One of the most galvanizing moments on Adjustments, “Statue’s in the Stone” begins as a weary lament for the state of the human heart (“We treat it like it’s all infinite/And we throw it all away”), then unfolds into a soul-stirring anthem lit up in lush harmonies and incandescent horns. “We live in a very judgmental time, where social media really highlights this urge to tear each other down,” says Reid. “But I think if we looked inside ourselves with any kind of honesty, we’d realize that what we need is within us, and we’d be able to lead with a little more love and kindness.”
Several songs later, Adjustments closes out with the thrilling catharsis of “Everything’s Fine”: an eight-minute epic that reaches an ecstatic frenzy at its gloriously sprawling, guitar-drenched bridge. “Over the past few years it seems like we’re simultaneously being told everything’s fine and absolutely nothing is fine, and it can be so hard to tell what’s real,” says Reid. “That song came from the confusion of that, and in the studio we decided to just to let the band rip and completely burn the house down.”

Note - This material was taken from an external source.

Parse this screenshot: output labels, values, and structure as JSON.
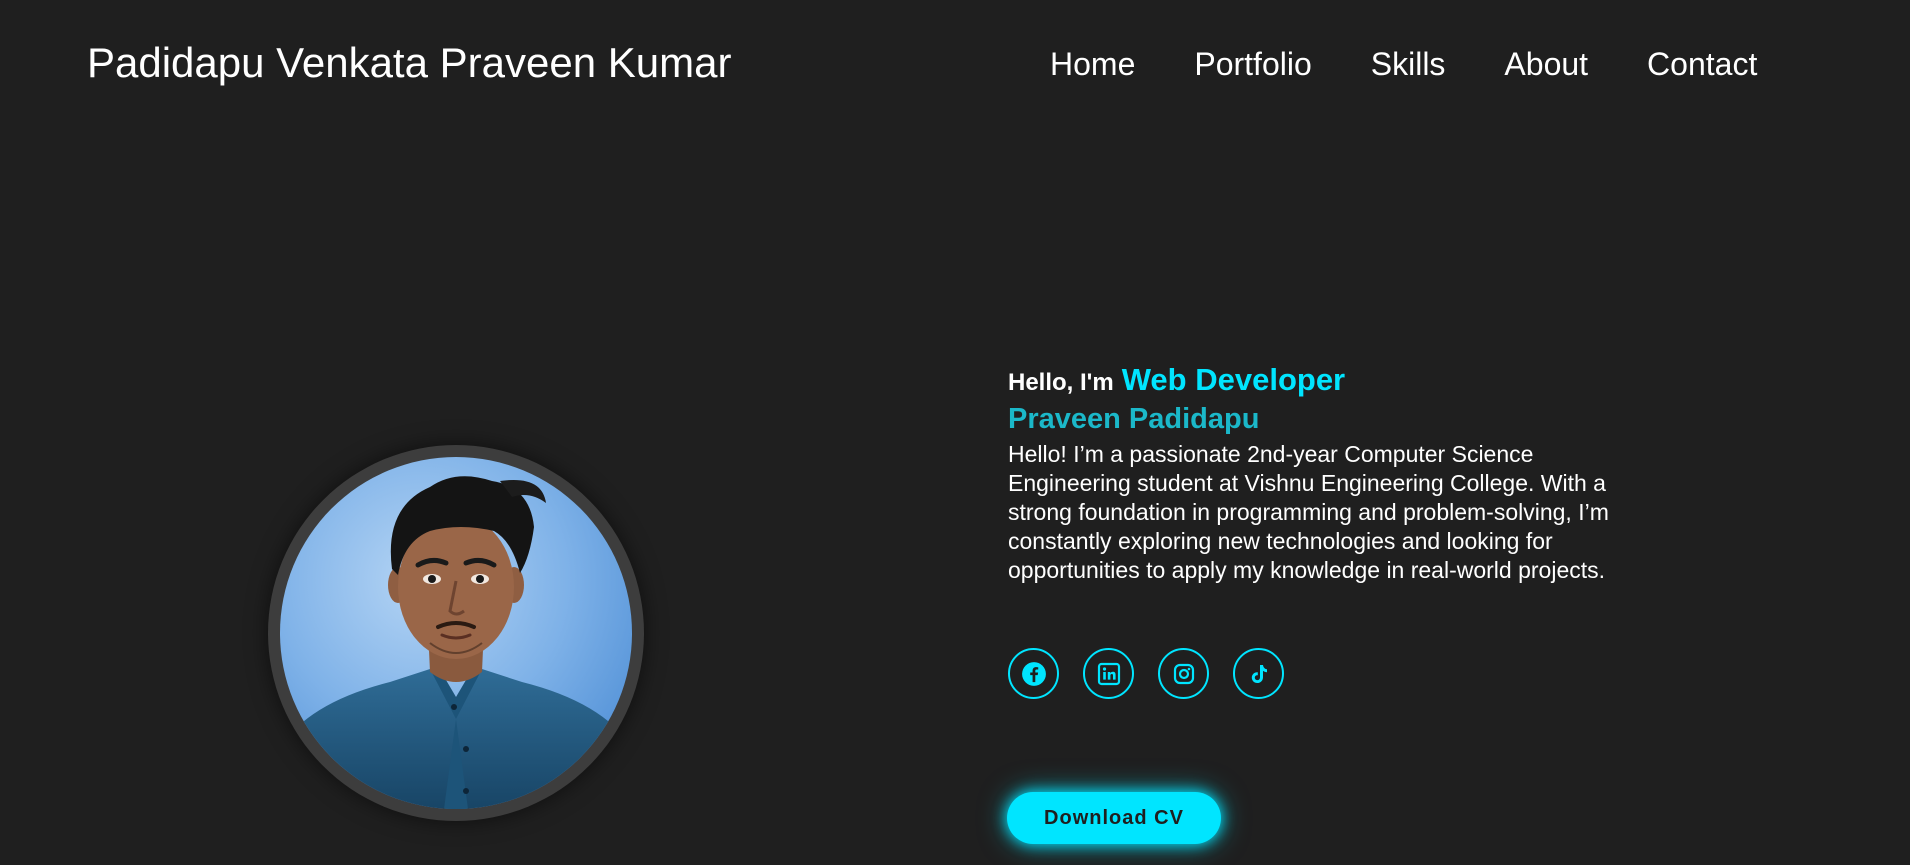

A longtime musician who began composing melodies on piano as a child and later developed his songcraft while studying at the National Theatre School of Canada, Reid infuses all of Adjustments with the clarifying directness of a close conversation—yet unfailingly demonstrates a poet’s ability to draw immense meaning from the most granular details. As a result, the album abounds with warmly delivered wisdom—an element that’s illuminating for both audience and artist alike. “Sometimes a line will jump out of my mouth when I’m out on a walk or driving or alone in my house playing piano or guitar, and I’ll just to try to follow that line wherever it takes me,” says Reid in discussing his creative process. “I often don’t really understand what I’m saying as I’m saying it, but then I’ll listen back later on and go, ‘Oh, okay—that was useful.’ This record has definitely done that for me, and I hope it will keep on talking to me over time.”